A what? "A blog". Oh, a blog. Now tell me what a 50 year old woman working outside the home, mired in a daily commute en route to a professional job wants with a blog. Ask her again when the commute is suddenly from her bedroom to her "home office" (aka a corner of the kitchen), and she's deprived of daily distractions that many of us take for granted: coffee gossip with colleagues, window shopping for fashion on a lunch hour, meeting a friend for a glass of wine on a patio after work. What a difference a day (or so) makes!

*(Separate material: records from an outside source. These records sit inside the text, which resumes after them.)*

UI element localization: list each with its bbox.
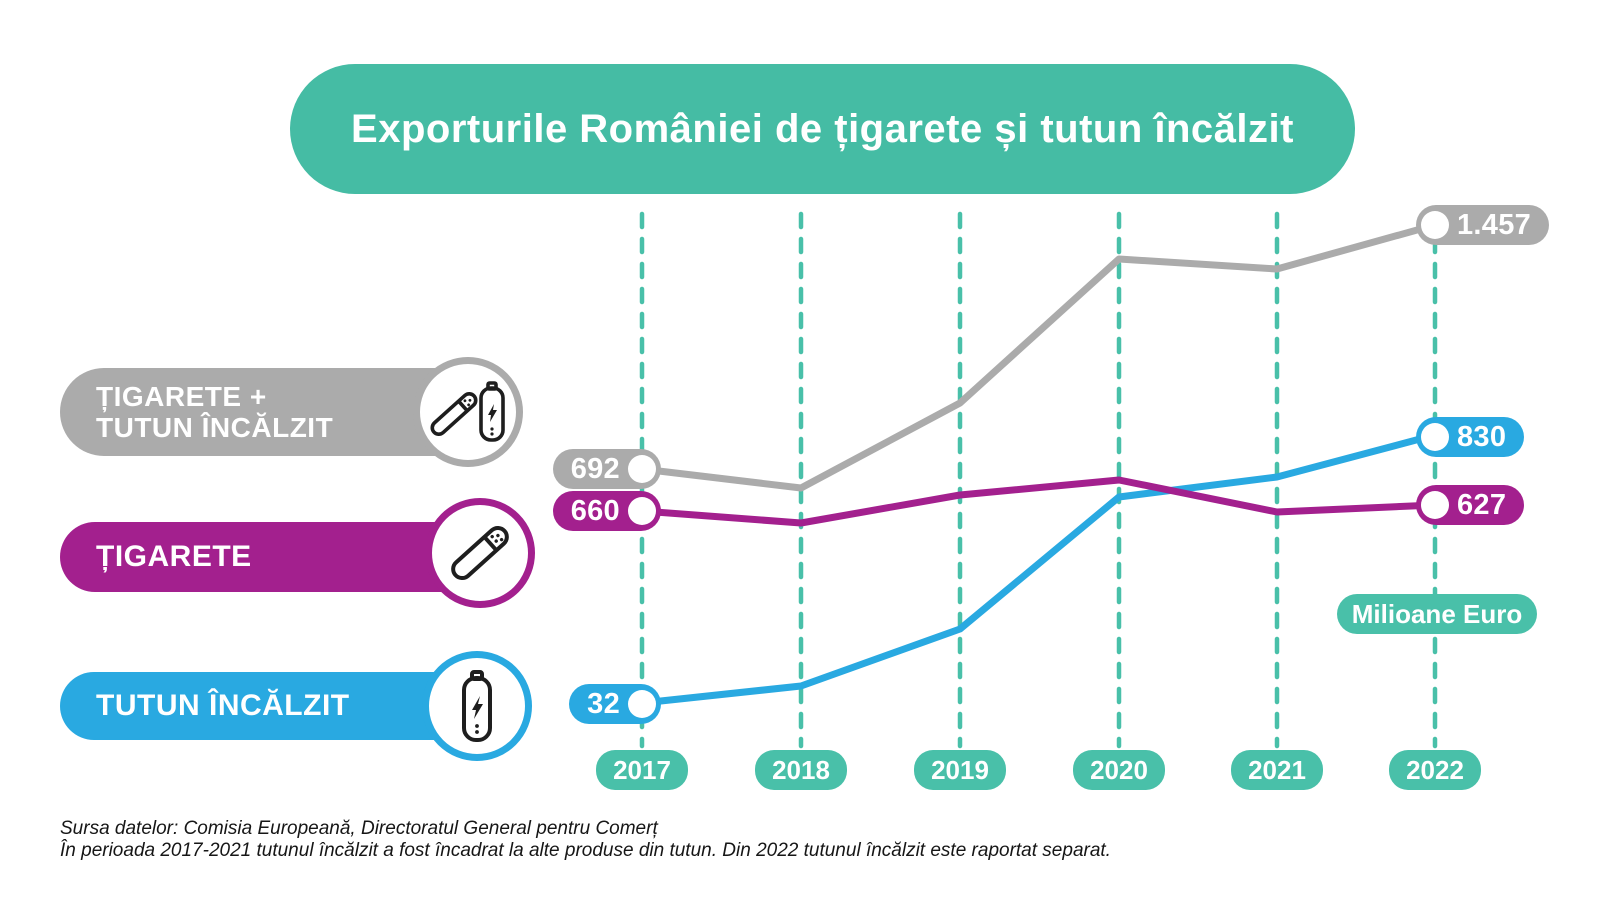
unit-badge: Milioane Euro — [1337, 594, 1537, 634]
legend-item-heated: TUTUN ÎNCĂLZIT — [60, 672, 478, 740]
legend-icon-circle-heated — [422, 651, 532, 761]
chart-title-banner: Exporturile României de țigarete și tutu… — [290, 64, 1355, 194]
legend-label-heated: TUTUN ÎNCĂLZIT — [96, 689, 350, 723]
cigarette-icon — [451, 525, 509, 581]
value-label-cigarettes-2017: 660 — [552, 491, 661, 531]
data-point-marker — [1421, 211, 1449, 239]
data-point-marker — [1421, 423, 1449, 451]
legend-label-total: ȚIGARETE + TUTUN ÎNCĂLZIT — [96, 380, 334, 443]
legend-label-cigarettes: ȚIGARETE — [96, 540, 252, 574]
data-point-marker — [1421, 491, 1449, 519]
legend-icon-circle-total — [413, 357, 523, 467]
legend-icon-circle-cigarettes — [425, 498, 535, 608]
x-axis-label-2020: 2020 — [1073, 750, 1165, 790]
data-point-marker — [628, 455, 656, 483]
legend-item-total: ȚIGARETE + TUTUN ÎNCĂLZIT — [60, 368, 480, 456]
value-label-heated-2017: 32 — [569, 684, 661, 724]
x-axis-label-2018: 2018 — [755, 750, 847, 790]
value-label-total-2022: 1.457 — [1416, 205, 1550, 245]
data-point-marker — [628, 497, 656, 525]
series-line-1 — [641, 476, 1436, 527]
x-axis-label-2019: 2019 — [914, 750, 1006, 790]
series-line-2 — [641, 431, 1436, 707]
x-axis-label-2022: 2022 — [1389, 750, 1481, 790]
source-note-line2: În perioada 2017-2021 tutunul încălzit a… — [60, 840, 1111, 861]
vape-device-icon — [462, 670, 492, 742]
value-label-heated-2022: 830 — [1416, 417, 1525, 457]
source-note: Sursa datelor: Comisia Europeană, Direct… — [60, 818, 1111, 862]
chart-title: Exporturile României de țigarete și tutu… — [351, 106, 1294, 151]
source-note-line1: Sursa datelor: Comisia Europeană, Direct… — [60, 818, 658, 839]
data-point-marker — [628, 690, 656, 718]
x-axis-label-2017: 2017 — [596, 750, 688, 790]
value-label-cigarettes-2022: 627 — [1416, 485, 1525, 525]
cigarette-and-vape-icon — [430, 381, 505, 442]
legend-item-cigarettes: ȚIGARETE — [60, 522, 480, 592]
value-label-total-2017: 692 — [552, 449, 661, 489]
x-axis-label-2021: 2021 — [1231, 750, 1323, 790]
series-line-0 — [641, 221, 1436, 492]
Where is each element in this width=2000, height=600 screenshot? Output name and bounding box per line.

Now here we all are - if we're lucky that is - working from home, tripping over those who we share a roof with, having strange dreams about "the apocalypse" (that's what Claire called it, at first anyway). And looking inward. And sometimes facing challenges that make the traffic jams of just two months ago, since they always led to a destination, seem utopian. So.. now what? Cry in our cookies? Sure, sometimes. But why not learn something new? A new distraction at least. Embrace the future, etc. Discover some kind of pressure relief valve for all this craziness we find ourselves in. Like for example:

One of the changes brought about by the pandemic is the cancellation of day programs for senior citizens. Which my mother (Oma), an 86-year old Alzheimer sufferer (who stubbornly insists on living in her own home), would go to 6 days a week, transportation there and back being included (except on certain snowy days when, like a recalcitrant toddler, she refused to put on her winter boots, and the driver therefore refused to take her). Of course she complained about it at the time: "The people don't talk much, bingo is boring, the food is bland", you get the picture. I wonder if she now considers those days halcyon by comparison? She certainly doesn't now recall much past her childhood. No more memory of her prime years: the full-time job she had, the macrame creations prolifically displayed in every room of the house, the tennis lessons she religiously went to (and forced me to go to), the full-course, European, hearty meals and baking that once effused from her kitchen and made me a slightly overweight pre-teen. Now, in present time, Claire and I are her only source of companionship and nutritious meals, both of which she regularly disdains, more or less, depending on the day. (Can anyone explain to me why she methodically wipes down her place setting of cutlery whenever she is at my dinner table as if, certainly, it had just been retrieved from the floor?) In any event, a few weeks ago Claire and I were prepping a dinner that we were really looking forward to eating, when we turned towards each other with The Look that could only mean, "OK, time to pick up Oma". So off went Claire, blessed angel that she is (in this respect at least), to fetch my mom and bring her over for an early supper. Text: "um... do you think you could come over and help me? Oma's made a bit of a mess.. her slippers are soiled and her underwear's on the floor....". [Later that evening, a friend would ask me how I was doing. To which I would reply, "Honestly, not great, we had to clean my mother's feces off the floor today right before supper".] So before I walked into Oma's house to help clean up the mess, scents of a delicious something left percolating on my stove still fresh in my mind, Claire said, "hey....just wanted to warn you....don't lose your appetite"!